Rare is the discussion I have with a direct marketer, agency practitioner, or supplier in which Big Data doesn’t come up. Targeted emails? You’ve got to mine the voice data from the call centers for customer intelligence that will raise open rates. Mobile marketing? Track your brand indexing on social media to determine the tenor and timing of your messages. Display ads? Track online buying behavior to customize and personalize messages and send transactions through the roof. Invariably, the talk gets around to corporate imperatives for more technology, how the futures of even the largest, most entrenched enterprises ride on clouds of mighty analytical power, and how marketers must learn to talk tech if they’re to be taken seriously in the boardroom when budget time rolls around.
But must they? According to a McKinsey survey of corporate directors conducted earlier this year, corporate honchos are asleep at the computer switch. More than half of boards have one technology-related discussion a year or less, directors said, and only 28% undertake forward-looking discussions about how technology will shape the futures of their industries. No matter what’s right or wrong with the situation, it’s clear there is a hype versus reality imbalance afoot in the marketplace, and that could be an opportunity for forward-thinking marketers
In two mere paragraphs of a recent article in the Harvard Business Review, McKinsey consultants Dominic Barton and David Court, present what appears to be a common sense prescription for marketers affected by Big Data Stress Disorder: Don’t strategize, hyphothesize
They gave an example of marketers at a company who started their analytics model -building process by listing the factors that affected sales volumes. By having their IT department focus on those areas first, they got their operation off the ground quicker and demanded less time from an overburdened tech department. If their model was imperfect, well, so what? They had a model, and tweaks could be made.

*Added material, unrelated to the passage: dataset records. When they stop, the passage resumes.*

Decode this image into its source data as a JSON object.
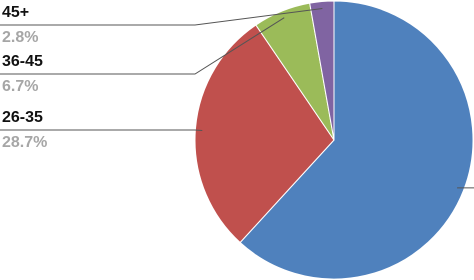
{
  "chart_data": {
    "type": "pie",
    "categories": [
      null,
      "26-35",
      "36-45",
      "45+"
    ],
    "values": [
      61.8,
      28.7,
      6.7,
      2.8
    ],
    "value_labels": [
      null,
      "28.7%",
      "6.7%",
      "2.8%"
    ],
    "colors": [
      "#4f81bd",
      "#c0504d",
      "#9bbb59",
      "#8064a2"
    ]
  }
}
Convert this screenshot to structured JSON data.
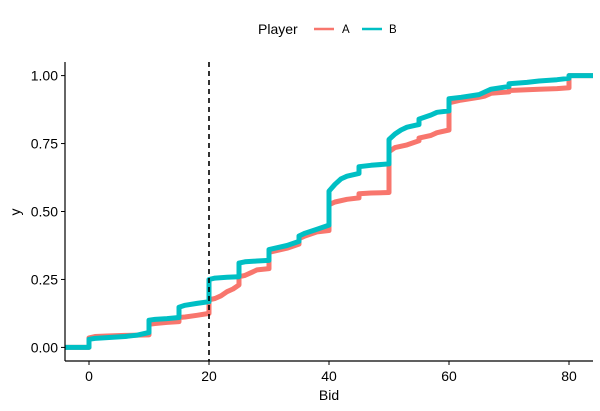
{
  "chart_data": {
    "type": "line",
    "step": true,
    "xlabel": "Bid",
    "ylabel": "y",
    "xlim": [
      -4,
      84
    ],
    "ylim": [
      -0.05,
      1.05
    ],
    "x_ticks": [
      0,
      20,
      40,
      60,
      80
    ],
    "y_ticks": [
      0,
      0.25,
      0.5,
      0.75,
      1
    ],
    "x_tick_labels": [
      "0",
      "20",
      "40",
      "60",
      "80"
    ],
    "y_tick_labels": [
      "0.00",
      "0.25",
      "0.50",
      "0.75",
      "1.00"
    ],
    "grid": false,
    "legend": {
      "title": "Player",
      "position": "top"
    },
    "vline": {
      "x": 20,
      "style": "dashed",
      "color": "#000000"
    },
    "series": [
      {
        "name": "A",
        "color": "#F8766D",
        "points": [
          [
            -4,
            0.0
          ],
          [
            0,
            0.0
          ],
          [
            0,
            0.035
          ],
          [
            1,
            0.04
          ],
          [
            3,
            0.042
          ],
          [
            6,
            0.044
          ],
          [
            10,
            0.046
          ],
          [
            10,
            0.085
          ],
          [
            11,
            0.088
          ],
          [
            13,
            0.092
          ],
          [
            15,
            0.095
          ],
          [
            15,
            0.11
          ],
          [
            16,
            0.112
          ],
          [
            18,
            0.118
          ],
          [
            20,
            0.125
          ],
          [
            20,
            0.175
          ],
          [
            21,
            0.18
          ],
          [
            22,
            0.19
          ],
          [
            23,
            0.205
          ],
          [
            24,
            0.215
          ],
          [
            25,
            0.23
          ],
          [
            25,
            0.26
          ],
          [
            26,
            0.265
          ],
          [
            27,
            0.275
          ],
          [
            28,
            0.285
          ],
          [
            30,
            0.29
          ],
          [
            30,
            0.35
          ],
          [
            31,
            0.355
          ],
          [
            33,
            0.365
          ],
          [
            35,
            0.38
          ],
          [
            35,
            0.4
          ],
          [
            36,
            0.41
          ],
          [
            38,
            0.425
          ],
          [
            40,
            0.43
          ],
          [
            40,
            0.525
          ],
          [
            41,
            0.535
          ],
          [
            43,
            0.545
          ],
          [
            45,
            0.55
          ],
          [
            45,
            0.565
          ],
          [
            47,
            0.568
          ],
          [
            50,
            0.57
          ],
          [
            50,
            0.72
          ],
          [
            51,
            0.735
          ],
          [
            53,
            0.745
          ],
          [
            55,
            0.76
          ],
          [
            55,
            0.77
          ],
          [
            57,
            0.78
          ],
          [
            58,
            0.79
          ],
          [
            60,
            0.8
          ],
          [
            60,
            0.9
          ],
          [
            62,
            0.91
          ],
          [
            65,
            0.92
          ],
          [
            66,
            0.925
          ],
          [
            67,
            0.935
          ],
          [
            70,
            0.94
          ],
          [
            70,
            0.945
          ],
          [
            73,
            0.948
          ],
          [
            75,
            0.95
          ],
          [
            78,
            0.952
          ],
          [
            80,
            0.955
          ],
          [
            80,
            1.0
          ],
          [
            84,
            1.0
          ]
        ]
      },
      {
        "name": "B",
        "color": "#00BFC4",
        "points": [
          [
            -4,
            0.0
          ],
          [
            0,
            0.0
          ],
          [
            0,
            0.03
          ],
          [
            1,
            0.033
          ],
          [
            3,
            0.036
          ],
          [
            6,
            0.04
          ],
          [
            8,
            0.045
          ],
          [
            10,
            0.055
          ],
          [
            10,
            0.1
          ],
          [
            11,
            0.103
          ],
          [
            13,
            0.106
          ],
          [
            15,
            0.11
          ],
          [
            15,
            0.148
          ],
          [
            16,
            0.155
          ],
          [
            18,
            0.162
          ],
          [
            20,
            0.168
          ],
          [
            20,
            0.25
          ],
          [
            21,
            0.255
          ],
          [
            23,
            0.258
          ],
          [
            25,
            0.26
          ],
          [
            25,
            0.31
          ],
          [
            26,
            0.315
          ],
          [
            28,
            0.318
          ],
          [
            30,
            0.32
          ],
          [
            30,
            0.36
          ],
          [
            31,
            0.365
          ],
          [
            33,
            0.375
          ],
          [
            35,
            0.39
          ],
          [
            35,
            0.41
          ],
          [
            36,
            0.42
          ],
          [
            38,
            0.435
          ],
          [
            40,
            0.45
          ],
          [
            40,
            0.575
          ],
          [
            41,
            0.6
          ],
          [
            42,
            0.62
          ],
          [
            43,
            0.63
          ],
          [
            45,
            0.64
          ],
          [
            45,
            0.665
          ],
          [
            47,
            0.67
          ],
          [
            50,
            0.675
          ],
          [
            50,
            0.765
          ],
          [
            51,
            0.785
          ],
          [
            52,
            0.8
          ],
          [
            53,
            0.81
          ],
          [
            55,
            0.82
          ],
          [
            55,
            0.84
          ],
          [
            57,
            0.855
          ],
          [
            58,
            0.865
          ],
          [
            60,
            0.87
          ],
          [
            60,
            0.915
          ],
          [
            62,
            0.92
          ],
          [
            65,
            0.93
          ],
          [
            66,
            0.94
          ],
          [
            67,
            0.95
          ],
          [
            70,
            0.96
          ],
          [
            70,
            0.97
          ],
          [
            73,
            0.975
          ],
          [
            75,
            0.98
          ],
          [
            78,
            0.985
          ],
          [
            80,
            0.99
          ],
          [
            80,
            1.0
          ],
          [
            84,
            1.0
          ]
        ]
      }
    ]
  }
}
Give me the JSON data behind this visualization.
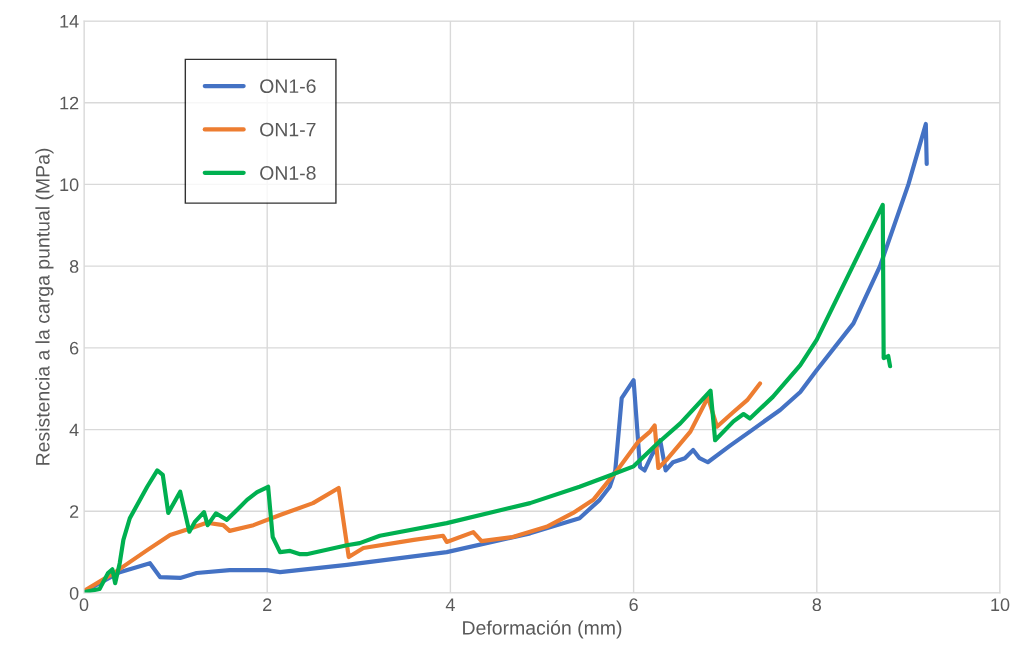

“We have found that such hypothesis-led modeling generates faster outcomes and also roots models in practical data relationships that are more broadly understood by managers,” wrote Barton and Court. “Companies should repeatedly ask, “What’s the least complex model that would improve our performance?”
One person who knows both marketers and analytics thinks the McKinsey brains hit the nail on the head. “The reality is Big Data is big distraction, especially for marketers,” observes SAS Global Customer Intelligence Director Wilson Raj. “When marketers step into analytics, they first need to step back and go on the customer journey. Ask what the customer wants to achieve.”
Raj offers up a simple plan for marketers to instantly get their feet wet in the data game. First, he advises, don’t think about analytical models; think about marketing goals. He suggests starting with three basic ones: customer discovery, segmentation models, and customer outreach. Take discovery first and then ask IT to analyze one aspect of a customer profile, such as creditworthiness or likelihood to buy. Then take the next step and enrich that with attitudinal discovery. “Start breaking these down into discreet marketing goals before you get to models,” Raj says. “Make some marketing assumptions and then run some segmentation models to see if they’re true.”
Bonding with IT and forging a common language takes time and effort, but pays off big in the long run. “Take an existing hypothesis into IT and let them tweak it and test it. That will go a long way toward making the IT people partners with the marketers,” says Raj. “Success can be jointly measured.”
Raj says that his most progressive customers are the ones that start small and start specific. “You don’t want to overwhelm IT with some big, amorphous problem,” he says, “and you certainly don’t want to go in and ask them, ‘How you gonna use Big Data to help me with my customers?’”
Leave that to the CEO and the board of directors–if they ever get around to it.